To evaluate Uber’s business outlook, I applied a discounted cash flow valuation model developed by investment research firm New Constructs* to answer two basic questions:

  1. How long would it take for Uber’s operating cash flows to justify its current stock price of $29 per share, based on relatively optimistic forecasts of Uber’s revenue growth and profit margins?
  2. Alternatively, what would have to be true about Uber’s growth and profits to justify its current stock price within the next five years?

To answer the first question, I assumed that Uber would achieve breakeven (on a pre-tax profit basis) by 2022 by ceding some growth over the next five years (viz. 20% annual growth, down from Uber’s current, but steadily declining 30% rate). Further downstream, I assumed Uber’s annual growth rates would kick back up to 30% as new businesses gained traction, and that pre-tax profit margins would grow to 8%. These margin assumptions are generous, given the recent performance of comps in the ridesharing, food delivery and gig employment sectors, not to mention Uber’s role model, Amazon, whose current pre-tax profit margin is only 5%. Even with these generous assumptions, Uber’s projected cash flows couldn’t justify the company’s current $29 share price until the year 2031.

To justify Uber’s current $50 billion market cap in a shorter time frame, say within 5 years, one such scenario would require Uber to break even by 2021, and then achieve accelerating annual growth rates (up to 50%) and profit margins (up to15%) over the ensuing decade (by which time, its revenues would exceed $600 billion).

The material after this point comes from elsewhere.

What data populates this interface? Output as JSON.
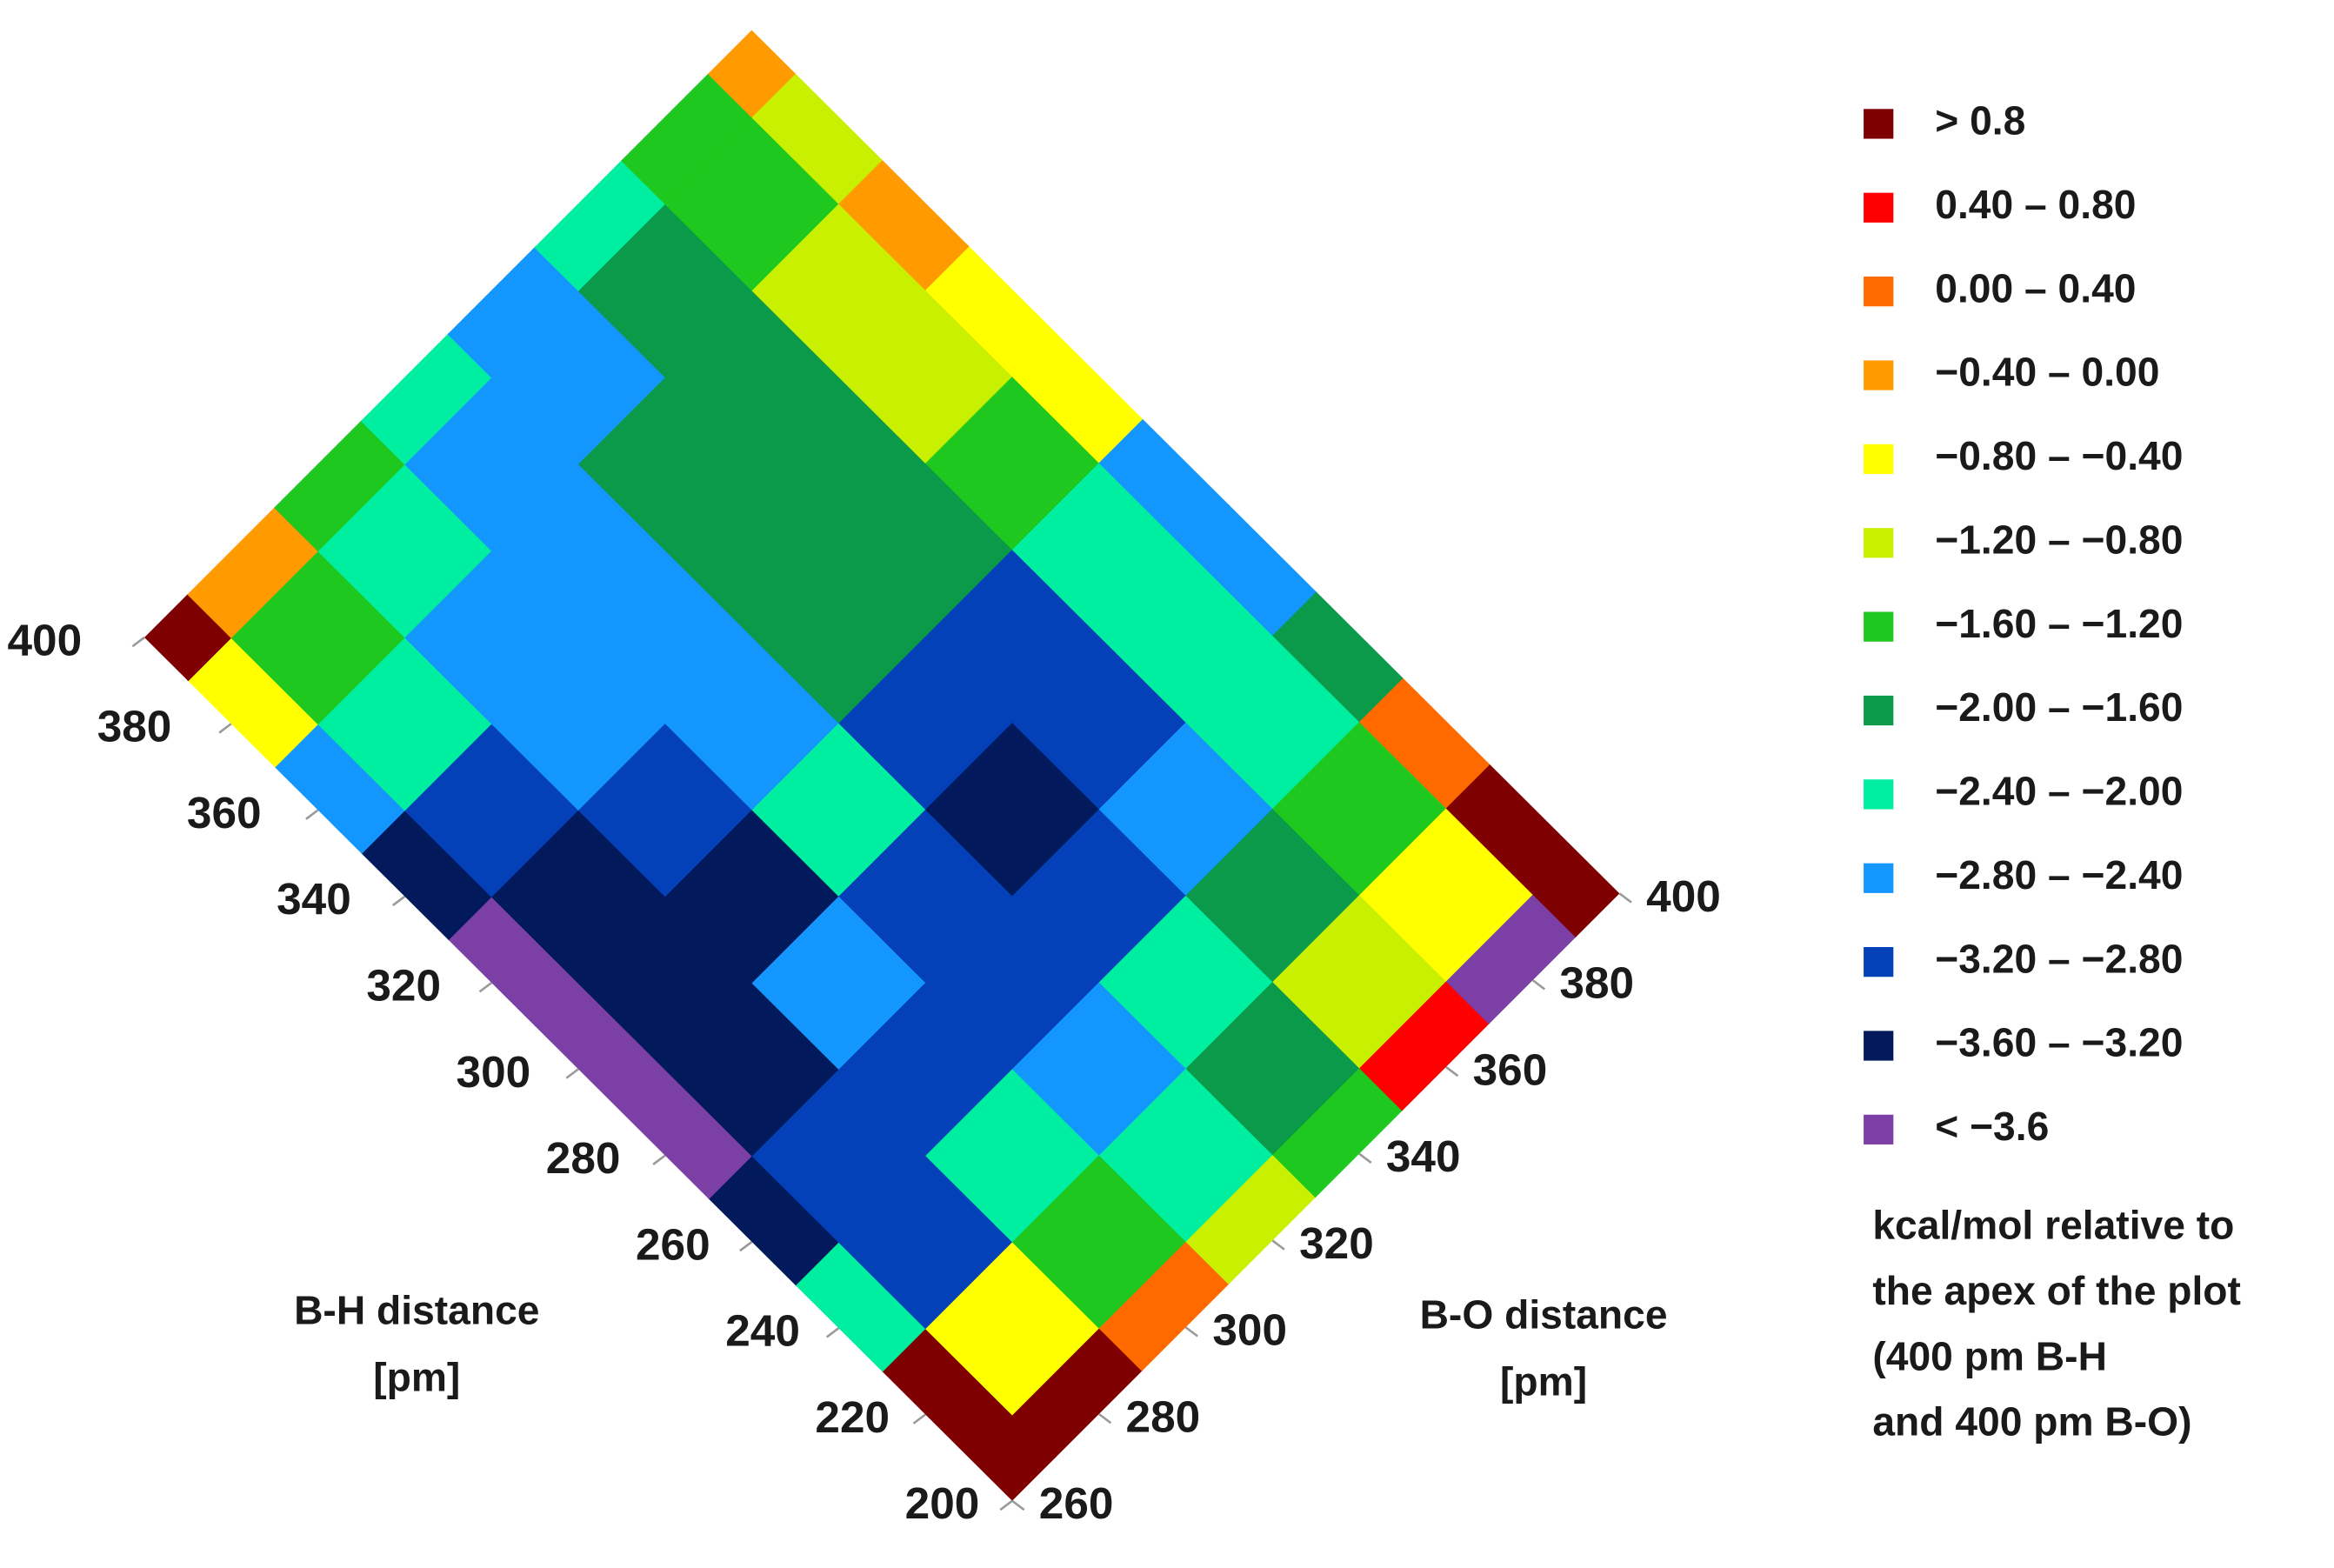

Suffice it to say, such a remarkable turnaround is as incredulous as Dara’s presumption of Uber’s $12 trillion addressable market.

The exhibit below exhibits Uber’s historical and projected profitability between 2014 and 2024 for the two scenarios described above. As shown, even the more conservative (base case) estimates of Uber’s path to profitability imply a $7 billion profit swing between 2019 (-$4.3 billion) and 2024 (+$2.7 billion). There have been epic “hockey-stick” recoveries of this scale before, from companies like Apple, IBM, GM and Lego. But in each of these cases, the companies implemented a massive strategic reset, fired tens (or even hundreds) of thousands of employees, shuttered multiple non-performing businesses and brands, and brought in a new CEO to lead the turnaround effort.

In contrast, Dara’s timid first steps at restructuring Uber’s poorly performing core businesses simply don’t approach the breadth and urgency of past successful turnarounds. To be fair, Dara inherited a broken business over two years ago, at a time when Wall Street appeared to value growth, uber alles. But Dara continued to embrace his predecessor’s fixation on growth-at-all-costs long after he should have been balancing his efforts between strategic growth initiatves and core business profitability.

The clock is now ticking for Dara to demonstrate that he is the right leader to “do the right thing, period” in delivering an improbable hockey-stick recovery. One large investor has cast a no-confidence vote. Travis Kalanick dumped $1.5 billion of his Uber stock this month.